Despite the higher prevalence and incidence of obesity among females compared to males in GCC countries [31, 34], persistent gender disparities are evident in the cancer burden associated with high BMI, with males having a greater disease burden and mortality related to high BMI. This observation warrants exploration, and one potential explanation is the differential impact of obesity on cancer types between genders. Specifically, certain cancer types associated with obesity, such as colon and rectum cancer, may be more prevalent and fatal in males than in females. This disparity in cancer-specific outcomes could contribute to the overall higher disease burden and mortality observed in males with obesity-related cancers. Another reason could be the difference in the biological nature of obesity in males and females. Males tend to have a higher prevalence of abdominal obesity, characterized by excess fat around the abdomen, which is particularly linked to an increased risk of more deadly diseases such as cardiovascular diseases [35,36,37] Abdominal obesity is associated with insulin resistance, dyslipidemia, hypertension, and inflammation, all of which contribute to the development and progression of cardiovascular diseases [3839]. This might also contribute to the increased cancer burden associated with high BMI in males. Further research is needed to elucidate the underlying mechanisms driving these gender disparities and to develop targeted interventions aimed at reducing the cancer burden associated with obesity in both males and females.

4.1 Limitations

This study has several potential limitations to consider. Firstly, population-level data may introduce ecological fallacy bias by incorrectly assuming that patterns or characteristics observed at the population level are true for individuals within that population. Secondly, while BMI is widely used, it doesn’t account for the percentage of body fat and different patterns of obesity [4041]. This means that categorizing BMI may not accurately reflect the impact of high BMI on cancer in specific populations. Thirdly, the process of cancer development involves various factors, and this study doesn’t account for other potential influences that may interact with high BMI such as family history of cancer, introducing the possibility of confounding bias that could affect the results. Finally, in GBD 2019, data on high BMI prevalence and cancer mortality were collected for the same year, making it challenging to assess any time interval between exposure and the development of cancer and mortality.

5 Conclusion

Our study highlights the significant impact of high BMI on cancer burden in GCC countries, revealing that in 2019, over 102,206 cancer-related fatalities occurred, with 2,210 (2.16%) attributed to high BMI, surpassing ASMRs of both high socio-demographic countries and the global average. This is concerning given the escalating rates of obesity in the region, driven by modernization and Western lifestyle adoption. Particularly alarming is the 16-fold increase in DALYs attributed to high BMI in the United Arab Emirates, emphasizing a pressing need for intervention.
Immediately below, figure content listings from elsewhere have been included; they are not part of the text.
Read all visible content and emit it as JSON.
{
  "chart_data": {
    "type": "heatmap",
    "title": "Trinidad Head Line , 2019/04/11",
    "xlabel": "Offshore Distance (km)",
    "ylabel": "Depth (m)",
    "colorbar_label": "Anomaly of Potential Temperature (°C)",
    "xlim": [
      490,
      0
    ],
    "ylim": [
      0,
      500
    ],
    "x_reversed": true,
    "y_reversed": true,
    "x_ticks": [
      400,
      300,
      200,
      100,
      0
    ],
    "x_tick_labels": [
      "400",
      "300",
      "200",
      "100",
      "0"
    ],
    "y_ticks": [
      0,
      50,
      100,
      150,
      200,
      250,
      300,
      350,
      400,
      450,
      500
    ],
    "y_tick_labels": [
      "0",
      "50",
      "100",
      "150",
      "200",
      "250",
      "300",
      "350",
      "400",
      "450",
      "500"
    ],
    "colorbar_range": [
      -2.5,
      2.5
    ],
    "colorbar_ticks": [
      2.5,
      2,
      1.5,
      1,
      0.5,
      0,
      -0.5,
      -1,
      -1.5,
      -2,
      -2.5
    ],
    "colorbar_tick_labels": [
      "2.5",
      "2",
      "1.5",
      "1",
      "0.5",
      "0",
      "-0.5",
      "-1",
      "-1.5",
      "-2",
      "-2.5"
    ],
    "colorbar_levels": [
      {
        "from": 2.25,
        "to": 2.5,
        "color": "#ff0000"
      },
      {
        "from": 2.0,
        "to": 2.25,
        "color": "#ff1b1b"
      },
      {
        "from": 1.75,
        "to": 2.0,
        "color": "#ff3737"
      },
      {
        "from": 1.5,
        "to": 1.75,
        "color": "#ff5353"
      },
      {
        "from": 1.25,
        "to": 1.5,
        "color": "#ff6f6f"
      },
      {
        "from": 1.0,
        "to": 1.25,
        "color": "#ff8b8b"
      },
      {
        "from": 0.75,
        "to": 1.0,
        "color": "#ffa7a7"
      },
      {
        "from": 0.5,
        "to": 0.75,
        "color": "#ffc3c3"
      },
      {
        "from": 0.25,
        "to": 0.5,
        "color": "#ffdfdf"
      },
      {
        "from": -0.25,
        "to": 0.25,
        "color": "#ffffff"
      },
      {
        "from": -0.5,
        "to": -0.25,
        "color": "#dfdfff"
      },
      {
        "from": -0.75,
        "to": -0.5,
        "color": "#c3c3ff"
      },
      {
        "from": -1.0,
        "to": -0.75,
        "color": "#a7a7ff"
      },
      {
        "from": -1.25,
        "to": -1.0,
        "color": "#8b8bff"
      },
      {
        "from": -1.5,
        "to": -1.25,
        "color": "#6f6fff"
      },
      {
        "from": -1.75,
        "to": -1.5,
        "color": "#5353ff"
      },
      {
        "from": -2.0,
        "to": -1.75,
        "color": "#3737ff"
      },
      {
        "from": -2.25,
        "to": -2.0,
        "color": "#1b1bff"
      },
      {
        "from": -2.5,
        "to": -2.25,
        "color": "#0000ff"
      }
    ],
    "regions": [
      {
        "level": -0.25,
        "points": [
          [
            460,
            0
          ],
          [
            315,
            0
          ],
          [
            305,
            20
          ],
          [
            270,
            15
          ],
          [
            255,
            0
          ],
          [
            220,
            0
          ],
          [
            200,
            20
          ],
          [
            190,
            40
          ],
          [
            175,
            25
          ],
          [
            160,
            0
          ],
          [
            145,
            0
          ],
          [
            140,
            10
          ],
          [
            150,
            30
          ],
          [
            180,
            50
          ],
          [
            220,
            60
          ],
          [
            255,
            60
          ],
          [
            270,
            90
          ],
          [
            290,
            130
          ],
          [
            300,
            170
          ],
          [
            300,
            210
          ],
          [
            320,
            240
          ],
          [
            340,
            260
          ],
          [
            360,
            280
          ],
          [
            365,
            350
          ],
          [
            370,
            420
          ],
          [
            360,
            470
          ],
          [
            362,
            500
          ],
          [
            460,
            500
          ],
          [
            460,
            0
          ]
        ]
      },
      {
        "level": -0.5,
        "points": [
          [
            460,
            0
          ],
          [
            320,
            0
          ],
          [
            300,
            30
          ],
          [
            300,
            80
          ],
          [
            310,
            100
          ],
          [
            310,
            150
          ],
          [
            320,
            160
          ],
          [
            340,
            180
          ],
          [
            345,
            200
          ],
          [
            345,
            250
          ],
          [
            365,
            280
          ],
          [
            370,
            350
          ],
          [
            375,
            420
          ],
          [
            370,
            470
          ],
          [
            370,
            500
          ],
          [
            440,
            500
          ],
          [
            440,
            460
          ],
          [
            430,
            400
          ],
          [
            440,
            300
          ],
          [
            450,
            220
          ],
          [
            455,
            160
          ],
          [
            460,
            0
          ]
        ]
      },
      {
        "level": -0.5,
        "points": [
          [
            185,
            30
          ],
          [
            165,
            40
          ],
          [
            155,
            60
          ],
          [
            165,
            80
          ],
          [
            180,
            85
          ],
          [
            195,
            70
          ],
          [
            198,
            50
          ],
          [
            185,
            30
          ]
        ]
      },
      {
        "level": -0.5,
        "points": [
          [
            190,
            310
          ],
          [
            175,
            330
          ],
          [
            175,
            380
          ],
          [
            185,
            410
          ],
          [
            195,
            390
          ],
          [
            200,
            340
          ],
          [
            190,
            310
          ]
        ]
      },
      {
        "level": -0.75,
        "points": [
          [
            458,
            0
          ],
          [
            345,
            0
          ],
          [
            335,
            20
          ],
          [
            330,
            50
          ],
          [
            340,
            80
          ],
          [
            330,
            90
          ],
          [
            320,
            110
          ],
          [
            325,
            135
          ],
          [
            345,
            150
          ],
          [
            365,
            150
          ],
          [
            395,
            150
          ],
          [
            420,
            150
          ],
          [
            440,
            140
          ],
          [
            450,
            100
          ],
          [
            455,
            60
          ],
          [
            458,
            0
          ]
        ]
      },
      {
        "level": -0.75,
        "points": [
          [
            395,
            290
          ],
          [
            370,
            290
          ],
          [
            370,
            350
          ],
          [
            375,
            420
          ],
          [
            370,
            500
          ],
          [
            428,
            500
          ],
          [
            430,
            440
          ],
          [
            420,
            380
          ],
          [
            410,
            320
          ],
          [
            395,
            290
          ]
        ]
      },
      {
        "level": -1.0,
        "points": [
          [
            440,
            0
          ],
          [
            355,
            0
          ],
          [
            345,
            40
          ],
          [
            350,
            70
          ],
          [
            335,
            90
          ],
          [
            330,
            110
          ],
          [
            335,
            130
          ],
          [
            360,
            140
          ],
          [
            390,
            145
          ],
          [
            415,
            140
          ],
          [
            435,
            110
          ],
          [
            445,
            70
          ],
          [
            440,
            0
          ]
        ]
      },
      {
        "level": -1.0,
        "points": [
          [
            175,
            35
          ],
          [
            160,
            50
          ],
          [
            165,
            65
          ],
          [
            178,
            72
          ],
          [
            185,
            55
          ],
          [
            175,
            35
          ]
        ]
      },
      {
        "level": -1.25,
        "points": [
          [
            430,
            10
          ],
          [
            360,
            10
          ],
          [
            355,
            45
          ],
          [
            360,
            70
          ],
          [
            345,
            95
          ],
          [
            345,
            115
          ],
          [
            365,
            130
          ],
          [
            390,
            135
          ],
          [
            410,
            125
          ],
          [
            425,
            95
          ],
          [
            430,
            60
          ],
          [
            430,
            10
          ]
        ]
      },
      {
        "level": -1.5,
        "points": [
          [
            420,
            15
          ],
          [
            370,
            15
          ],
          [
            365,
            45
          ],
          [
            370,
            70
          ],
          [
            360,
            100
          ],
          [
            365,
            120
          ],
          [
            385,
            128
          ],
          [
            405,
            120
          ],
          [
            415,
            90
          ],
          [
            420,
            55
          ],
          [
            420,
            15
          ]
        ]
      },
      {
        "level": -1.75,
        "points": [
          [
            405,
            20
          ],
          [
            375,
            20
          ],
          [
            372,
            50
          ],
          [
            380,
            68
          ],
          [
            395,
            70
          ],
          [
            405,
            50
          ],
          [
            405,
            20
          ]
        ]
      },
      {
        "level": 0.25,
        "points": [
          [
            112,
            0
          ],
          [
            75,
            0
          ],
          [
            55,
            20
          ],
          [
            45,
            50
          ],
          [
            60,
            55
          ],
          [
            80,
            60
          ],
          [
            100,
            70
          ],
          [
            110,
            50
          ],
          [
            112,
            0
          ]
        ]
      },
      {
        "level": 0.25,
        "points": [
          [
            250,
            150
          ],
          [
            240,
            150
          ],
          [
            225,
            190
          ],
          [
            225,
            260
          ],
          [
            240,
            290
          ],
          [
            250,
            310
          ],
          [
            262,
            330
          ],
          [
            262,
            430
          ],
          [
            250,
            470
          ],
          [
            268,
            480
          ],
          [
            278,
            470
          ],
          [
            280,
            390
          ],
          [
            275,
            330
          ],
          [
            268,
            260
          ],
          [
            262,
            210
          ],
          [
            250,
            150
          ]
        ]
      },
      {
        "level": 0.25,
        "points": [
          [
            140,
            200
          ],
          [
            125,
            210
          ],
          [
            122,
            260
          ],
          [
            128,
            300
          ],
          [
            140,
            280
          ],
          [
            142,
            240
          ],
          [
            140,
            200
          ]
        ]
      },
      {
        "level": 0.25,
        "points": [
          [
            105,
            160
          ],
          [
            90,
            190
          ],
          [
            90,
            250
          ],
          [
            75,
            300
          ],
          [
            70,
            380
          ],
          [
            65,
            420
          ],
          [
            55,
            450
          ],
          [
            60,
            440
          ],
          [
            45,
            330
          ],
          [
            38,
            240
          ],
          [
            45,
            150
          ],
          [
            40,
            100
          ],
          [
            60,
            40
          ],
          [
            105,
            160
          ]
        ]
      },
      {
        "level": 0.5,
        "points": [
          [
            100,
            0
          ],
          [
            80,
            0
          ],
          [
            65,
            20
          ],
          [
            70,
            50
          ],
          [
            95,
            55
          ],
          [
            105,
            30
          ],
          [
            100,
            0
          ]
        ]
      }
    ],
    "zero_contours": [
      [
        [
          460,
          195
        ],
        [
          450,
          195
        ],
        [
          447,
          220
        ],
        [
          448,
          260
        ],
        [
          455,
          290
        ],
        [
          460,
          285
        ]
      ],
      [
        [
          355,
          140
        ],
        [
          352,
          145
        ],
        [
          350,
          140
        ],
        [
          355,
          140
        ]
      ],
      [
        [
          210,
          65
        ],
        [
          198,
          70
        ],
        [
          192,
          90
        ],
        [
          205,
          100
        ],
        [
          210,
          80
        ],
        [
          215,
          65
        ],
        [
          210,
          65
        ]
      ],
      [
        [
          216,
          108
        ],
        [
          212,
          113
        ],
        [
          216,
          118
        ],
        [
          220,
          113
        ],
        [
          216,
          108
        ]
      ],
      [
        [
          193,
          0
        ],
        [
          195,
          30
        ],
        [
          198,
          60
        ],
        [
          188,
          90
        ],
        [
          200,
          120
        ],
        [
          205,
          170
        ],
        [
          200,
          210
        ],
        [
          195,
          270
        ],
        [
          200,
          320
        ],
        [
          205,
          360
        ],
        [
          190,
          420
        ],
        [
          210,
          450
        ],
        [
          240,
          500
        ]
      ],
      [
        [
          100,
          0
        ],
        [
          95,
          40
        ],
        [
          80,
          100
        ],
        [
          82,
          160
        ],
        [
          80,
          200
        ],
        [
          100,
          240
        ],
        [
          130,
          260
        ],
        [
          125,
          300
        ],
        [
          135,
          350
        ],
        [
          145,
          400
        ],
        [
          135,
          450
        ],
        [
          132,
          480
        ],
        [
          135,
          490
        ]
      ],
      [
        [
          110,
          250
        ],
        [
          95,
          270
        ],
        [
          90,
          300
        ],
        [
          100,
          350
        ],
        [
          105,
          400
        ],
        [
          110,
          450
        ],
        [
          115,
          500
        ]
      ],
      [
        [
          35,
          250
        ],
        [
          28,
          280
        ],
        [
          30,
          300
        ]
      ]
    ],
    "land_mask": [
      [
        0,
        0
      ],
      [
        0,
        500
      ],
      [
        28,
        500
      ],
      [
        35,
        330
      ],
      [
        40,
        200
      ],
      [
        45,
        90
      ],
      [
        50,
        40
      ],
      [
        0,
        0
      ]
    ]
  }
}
Moreover, the study identifies specific cancers, such as pancreatic, uterine, and kidney cancer in females, and colon and rectum cancer in males, as major contributors to attributable deaths, urging targeted prevention strategies. This study provides valuable insights into the contribution of high BMI to the burden of cancer in the GCC countries, one of the regions globally with the highest prevalence of obesity. These findings offer important information that can guide policymakers in creating effective prevention programs. Strategies aimed at reducing weight and encouraging physical activity could greatly lessen the impact of diseases in the GCC countries.